Overall, in Western Europe, sanctions fatigue has set in, especially as it becomes increasingly difficult to find measures that harm Russia more than the EU in terms of economic.

More importantly, growing voter anger over soaring energy and consumer prices is also making European politicians increasingly nervous.

“We risk a winter of discontent,” an EU official said, dismissing any talk of further sanctions. “The current energy crisis is making all political leaders nervous because they fear the political consequences. In many countries it is about the survival of their governments.”


The European Commission now wants to focus on implementing existing sanctions and closing potential loopholes.

But even that is not an easy task. Ukrainian Deputy Justice Minister Iryna Mudra is traveling to European and US capitals this month to convince governments to track down the assets of sanctioned Russians and confiscate them.

The EU laid down legal grounds for such measures earlier this year, but after proposing legislation that would make circumventing sanctions a crime and create grounds for confiscating private assets, little has happened in the past. of summer.

“They plan to start consultations on the directive in October,” Mudra told POLITICO after meeting with EU justice commissioner Didier Reynders on Tuesday. “They will do their best to adopt this… directive as soon as possible, so all the preparatory work should be done by the end of the year.”

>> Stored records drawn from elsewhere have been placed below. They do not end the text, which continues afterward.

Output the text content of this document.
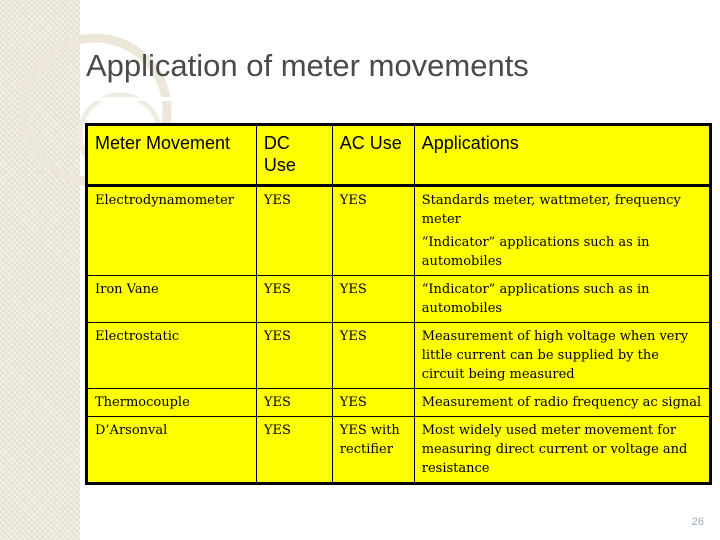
Application of meter movements
Meter Movement	DC Use	AC Use	Applications
Electrodynamometer	YES	YES	Standards meter, wattmeter, frequency meter
“Indicator” applications such as in automobiles

Iron Vane	YES	YES	“Indicator” applications such as in automobiles
Electrostatic	YES	YES	Measurement of high voltage when very little current can be supplied by the circuit being measured
Thermocouple	YES	YES	Measurement of radio frequency ac signal
D’Arsonval	YES	YES with rectifier	Most widely used meter movement for measuring direct current or voltage and resistance
26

Mudra also wants the EU to confiscate Russian state property, not just private property, to use for Ukraine’s reconstruction.

This plan, however, faces legal hurdles and is unlikely to become a reality anytime soon – something Mudra acknowledges.

“It was an interesting discussion, they listened to us with some interest – and although they argued that it should be Russia that pays for the atrocities in principle, there are still legal issues related to immunity sovereign,” she said. “But at least they’ll start thinking about it.”

keep pushing

Sanctions fatigue frustrates Ukraine and EU countries leading the charge against Moscow, such as Poland and the Baltics.

The most hawkish countries continue to push for a possible round of EU sanctions against Russia, two European diplomats have said. “We will continue to be the irritating voice within the EU,” said a diplomat.

They have a wide range of suggestions. One is the oil price cap, as discussed in the G7. Another is to sanction the Russian nuclear industry and nuclear fuel, given the situation at Ukraine’s Zaporizhzhia nuclear power plant. Other suggestions are more sanctions against cloud services, cryptocurrencies and other technologies.

Continued Russian aggression should be enough to justify tightening pressure on Moscow, another EU diplomat said. As the warmongering countries’ campaign continues, they may have a long wait. “Nobody wants to talk about new sanctions now,” an EU official said.

Paola Tamma, Jacopo Barigazzi and Karl Mathiesen contributed reporting.